8/10
Secrets and the costs of keeping them
9 January 2024
Warning: Spoilers
Photojournalist Amanda Mustard and filmmaker Rachel Beth Anderson have made a brutal documentary about Amanda's grandfather Bill Flickinger, a self-admitted serial pedophile who abused the female members of his own family and patients and their family members within and related to his chiropractic practice for many years. It took until the early '90s for Flickinger to be held legally accountable for any of his crimes, but even then he served a relatively abbreviated prison sentence (and got released early for his "good behavior"!) The links that Amanda makes to the Christian religiosity of generations of her family (until she relinquished that blind faith) are interesting, with many interview subjects emphasizing that God will forgive even the most prolonged and heinous sins imaginable and then welcome His true believers with open arms into Heaven (playing the "Get Outta Hell Free" card). Flickinger's claims that most underaged girls he victimized "enjoyed" being in his company and his inappropriate touching as much as he did-made me physically ill. Here's what I've never been able to fathom about pedophilia: how can it be sexually stimulating or fulfilling to cause someone to be abused who is sexually undeveloped and/or inexperienced and utterly incapable of understanding what's happening to them (more accurately, being perpetrated upon them)?

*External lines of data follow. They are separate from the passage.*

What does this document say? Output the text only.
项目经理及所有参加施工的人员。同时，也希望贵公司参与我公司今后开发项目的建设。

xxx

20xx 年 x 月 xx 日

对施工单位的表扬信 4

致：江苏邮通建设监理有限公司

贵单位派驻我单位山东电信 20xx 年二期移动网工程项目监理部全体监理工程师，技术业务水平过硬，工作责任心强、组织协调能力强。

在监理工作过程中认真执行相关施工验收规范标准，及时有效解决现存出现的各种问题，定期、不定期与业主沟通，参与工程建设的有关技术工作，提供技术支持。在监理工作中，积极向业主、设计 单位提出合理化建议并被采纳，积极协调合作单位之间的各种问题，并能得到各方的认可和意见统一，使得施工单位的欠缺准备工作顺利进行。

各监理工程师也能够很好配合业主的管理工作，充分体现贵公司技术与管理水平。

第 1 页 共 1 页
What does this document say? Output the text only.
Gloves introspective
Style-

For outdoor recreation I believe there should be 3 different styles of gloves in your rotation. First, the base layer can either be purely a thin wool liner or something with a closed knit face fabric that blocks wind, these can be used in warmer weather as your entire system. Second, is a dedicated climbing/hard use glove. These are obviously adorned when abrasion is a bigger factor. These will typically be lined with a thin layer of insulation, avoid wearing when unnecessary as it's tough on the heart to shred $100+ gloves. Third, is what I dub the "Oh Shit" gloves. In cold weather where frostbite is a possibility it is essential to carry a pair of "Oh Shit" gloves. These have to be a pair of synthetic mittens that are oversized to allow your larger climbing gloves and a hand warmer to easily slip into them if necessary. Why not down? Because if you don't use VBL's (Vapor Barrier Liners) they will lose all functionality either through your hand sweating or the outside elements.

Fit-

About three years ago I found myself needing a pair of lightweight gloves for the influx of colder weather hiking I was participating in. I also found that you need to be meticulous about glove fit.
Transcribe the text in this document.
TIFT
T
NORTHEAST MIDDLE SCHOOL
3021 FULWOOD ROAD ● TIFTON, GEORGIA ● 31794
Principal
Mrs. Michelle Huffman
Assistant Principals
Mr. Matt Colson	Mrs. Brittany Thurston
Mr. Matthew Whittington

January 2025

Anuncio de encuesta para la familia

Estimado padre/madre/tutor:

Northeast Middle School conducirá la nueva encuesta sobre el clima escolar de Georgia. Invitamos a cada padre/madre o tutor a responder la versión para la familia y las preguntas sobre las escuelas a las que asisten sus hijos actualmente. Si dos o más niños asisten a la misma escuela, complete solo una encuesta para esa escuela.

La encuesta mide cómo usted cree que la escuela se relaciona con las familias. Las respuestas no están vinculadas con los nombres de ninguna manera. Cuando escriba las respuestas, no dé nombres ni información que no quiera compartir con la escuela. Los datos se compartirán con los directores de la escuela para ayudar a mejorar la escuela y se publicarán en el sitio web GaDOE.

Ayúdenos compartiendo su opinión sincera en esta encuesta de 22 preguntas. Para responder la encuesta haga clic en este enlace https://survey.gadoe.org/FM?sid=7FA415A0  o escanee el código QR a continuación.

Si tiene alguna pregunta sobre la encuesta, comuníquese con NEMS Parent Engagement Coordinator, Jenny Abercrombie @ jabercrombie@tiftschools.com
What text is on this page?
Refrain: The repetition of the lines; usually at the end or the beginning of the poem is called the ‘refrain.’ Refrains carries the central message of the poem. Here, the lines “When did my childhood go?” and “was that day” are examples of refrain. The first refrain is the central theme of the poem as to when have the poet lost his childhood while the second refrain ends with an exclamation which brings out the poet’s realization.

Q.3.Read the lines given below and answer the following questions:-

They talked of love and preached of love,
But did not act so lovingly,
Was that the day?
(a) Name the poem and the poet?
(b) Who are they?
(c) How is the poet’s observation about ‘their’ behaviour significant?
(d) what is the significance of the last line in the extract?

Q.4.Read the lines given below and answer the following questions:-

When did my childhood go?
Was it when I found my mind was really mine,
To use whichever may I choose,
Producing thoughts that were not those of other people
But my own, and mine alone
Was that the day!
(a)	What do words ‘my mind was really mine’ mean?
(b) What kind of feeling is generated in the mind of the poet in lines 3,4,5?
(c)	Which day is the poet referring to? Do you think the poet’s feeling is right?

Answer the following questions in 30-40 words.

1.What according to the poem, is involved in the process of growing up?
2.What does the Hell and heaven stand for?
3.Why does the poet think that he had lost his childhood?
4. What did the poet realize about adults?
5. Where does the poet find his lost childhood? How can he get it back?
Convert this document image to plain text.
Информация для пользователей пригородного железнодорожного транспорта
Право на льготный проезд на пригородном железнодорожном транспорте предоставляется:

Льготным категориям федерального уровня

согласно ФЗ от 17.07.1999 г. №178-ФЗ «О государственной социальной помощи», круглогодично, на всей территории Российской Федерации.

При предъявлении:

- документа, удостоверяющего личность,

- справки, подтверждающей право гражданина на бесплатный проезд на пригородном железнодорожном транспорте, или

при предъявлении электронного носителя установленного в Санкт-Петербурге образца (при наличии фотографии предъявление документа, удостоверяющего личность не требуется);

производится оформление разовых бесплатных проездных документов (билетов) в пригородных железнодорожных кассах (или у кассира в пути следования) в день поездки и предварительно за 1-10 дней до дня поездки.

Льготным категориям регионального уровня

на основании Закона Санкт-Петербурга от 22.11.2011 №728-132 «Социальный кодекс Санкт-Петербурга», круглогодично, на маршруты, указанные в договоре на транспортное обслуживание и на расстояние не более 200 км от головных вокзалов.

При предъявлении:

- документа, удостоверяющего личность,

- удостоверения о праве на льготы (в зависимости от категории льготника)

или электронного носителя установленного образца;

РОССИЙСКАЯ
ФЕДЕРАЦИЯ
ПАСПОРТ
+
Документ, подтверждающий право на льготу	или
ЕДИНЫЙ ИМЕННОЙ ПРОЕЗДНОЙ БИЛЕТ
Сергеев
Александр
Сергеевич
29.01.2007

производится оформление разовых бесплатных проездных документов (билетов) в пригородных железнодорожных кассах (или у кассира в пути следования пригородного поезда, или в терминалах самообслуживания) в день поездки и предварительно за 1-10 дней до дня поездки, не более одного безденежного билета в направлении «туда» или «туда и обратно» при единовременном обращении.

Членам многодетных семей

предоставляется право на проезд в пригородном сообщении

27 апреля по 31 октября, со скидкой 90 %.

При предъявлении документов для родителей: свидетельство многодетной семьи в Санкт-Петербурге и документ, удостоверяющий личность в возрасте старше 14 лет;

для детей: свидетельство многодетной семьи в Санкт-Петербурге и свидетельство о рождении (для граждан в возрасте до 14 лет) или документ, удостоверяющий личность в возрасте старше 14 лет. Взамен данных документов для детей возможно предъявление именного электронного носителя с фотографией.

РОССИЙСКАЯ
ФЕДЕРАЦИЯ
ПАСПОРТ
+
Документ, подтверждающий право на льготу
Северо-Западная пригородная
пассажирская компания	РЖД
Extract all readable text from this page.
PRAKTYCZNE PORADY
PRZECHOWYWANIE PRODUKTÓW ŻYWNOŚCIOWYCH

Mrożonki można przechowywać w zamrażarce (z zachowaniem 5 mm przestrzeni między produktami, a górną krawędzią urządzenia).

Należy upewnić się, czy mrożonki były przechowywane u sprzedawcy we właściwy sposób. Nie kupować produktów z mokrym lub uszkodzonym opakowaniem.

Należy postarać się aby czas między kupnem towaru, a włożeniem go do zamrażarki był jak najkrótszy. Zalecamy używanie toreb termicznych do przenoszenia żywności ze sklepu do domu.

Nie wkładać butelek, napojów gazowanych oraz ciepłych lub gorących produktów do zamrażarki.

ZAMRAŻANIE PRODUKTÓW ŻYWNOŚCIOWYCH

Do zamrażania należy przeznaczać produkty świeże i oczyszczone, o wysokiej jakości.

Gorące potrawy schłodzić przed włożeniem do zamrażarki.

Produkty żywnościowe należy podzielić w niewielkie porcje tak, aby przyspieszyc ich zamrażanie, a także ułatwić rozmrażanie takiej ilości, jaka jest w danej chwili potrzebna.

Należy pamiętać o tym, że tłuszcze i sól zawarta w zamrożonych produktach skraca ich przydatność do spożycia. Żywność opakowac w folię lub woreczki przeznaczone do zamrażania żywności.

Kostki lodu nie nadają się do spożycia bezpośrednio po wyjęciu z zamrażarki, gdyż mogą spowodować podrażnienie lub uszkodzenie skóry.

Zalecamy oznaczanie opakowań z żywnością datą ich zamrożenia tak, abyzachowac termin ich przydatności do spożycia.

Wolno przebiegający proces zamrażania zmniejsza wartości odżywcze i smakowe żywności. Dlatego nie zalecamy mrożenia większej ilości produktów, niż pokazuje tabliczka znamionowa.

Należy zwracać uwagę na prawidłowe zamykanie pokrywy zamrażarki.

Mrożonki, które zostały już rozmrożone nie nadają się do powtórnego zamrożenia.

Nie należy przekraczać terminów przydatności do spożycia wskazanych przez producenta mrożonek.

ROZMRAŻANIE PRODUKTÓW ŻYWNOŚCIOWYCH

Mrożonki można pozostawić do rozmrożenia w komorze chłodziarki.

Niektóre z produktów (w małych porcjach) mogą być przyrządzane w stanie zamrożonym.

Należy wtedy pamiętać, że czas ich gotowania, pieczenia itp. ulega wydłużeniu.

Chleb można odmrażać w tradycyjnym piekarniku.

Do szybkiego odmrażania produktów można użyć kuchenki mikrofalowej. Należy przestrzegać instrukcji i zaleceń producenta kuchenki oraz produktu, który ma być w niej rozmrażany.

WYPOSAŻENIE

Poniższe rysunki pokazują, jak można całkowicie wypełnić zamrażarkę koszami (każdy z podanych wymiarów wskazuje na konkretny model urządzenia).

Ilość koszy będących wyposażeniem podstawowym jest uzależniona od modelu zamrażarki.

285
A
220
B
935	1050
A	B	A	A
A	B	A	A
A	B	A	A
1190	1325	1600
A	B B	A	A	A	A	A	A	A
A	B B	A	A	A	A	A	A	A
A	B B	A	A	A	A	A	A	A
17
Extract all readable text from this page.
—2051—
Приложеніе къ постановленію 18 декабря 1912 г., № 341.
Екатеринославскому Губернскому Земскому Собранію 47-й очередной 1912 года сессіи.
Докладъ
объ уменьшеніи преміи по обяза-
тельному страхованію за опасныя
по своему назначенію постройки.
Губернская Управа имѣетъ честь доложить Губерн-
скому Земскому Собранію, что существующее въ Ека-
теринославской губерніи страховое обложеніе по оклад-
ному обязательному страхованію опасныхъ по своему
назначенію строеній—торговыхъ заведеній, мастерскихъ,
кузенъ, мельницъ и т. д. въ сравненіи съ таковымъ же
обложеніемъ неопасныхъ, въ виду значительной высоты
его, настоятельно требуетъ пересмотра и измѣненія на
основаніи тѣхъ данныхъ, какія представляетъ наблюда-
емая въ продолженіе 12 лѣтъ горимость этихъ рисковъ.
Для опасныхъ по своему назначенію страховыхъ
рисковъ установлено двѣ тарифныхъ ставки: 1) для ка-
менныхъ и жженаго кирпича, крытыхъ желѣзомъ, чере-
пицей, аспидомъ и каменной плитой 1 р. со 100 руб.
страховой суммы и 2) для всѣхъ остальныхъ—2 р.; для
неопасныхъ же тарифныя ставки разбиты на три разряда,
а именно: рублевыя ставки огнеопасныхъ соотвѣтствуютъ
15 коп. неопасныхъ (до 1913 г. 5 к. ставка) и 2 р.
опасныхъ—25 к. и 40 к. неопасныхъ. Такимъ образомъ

It seems, not just terrifyingly insensitive, but literally illogical and totally nonsensical. So it's got nothing to do with sex, and everything to do with abuse of power and adult authority. In other words, it's the unmitigated torture of children, and the worst crime I could imagine. Although I don't disagree with some reviewers saying this film is self-indulgent, it's interesting how many believe that the family/victims had the right to hide their trauma from each other and the rest of the world, help the abuser cover up serious crimes and ultimately help him avoid both legal and personal accountability for years. In other words, people's so-called "rights to their privacy" trumps society's rights to know of the threats to their own lives and safety. Rate 8/10.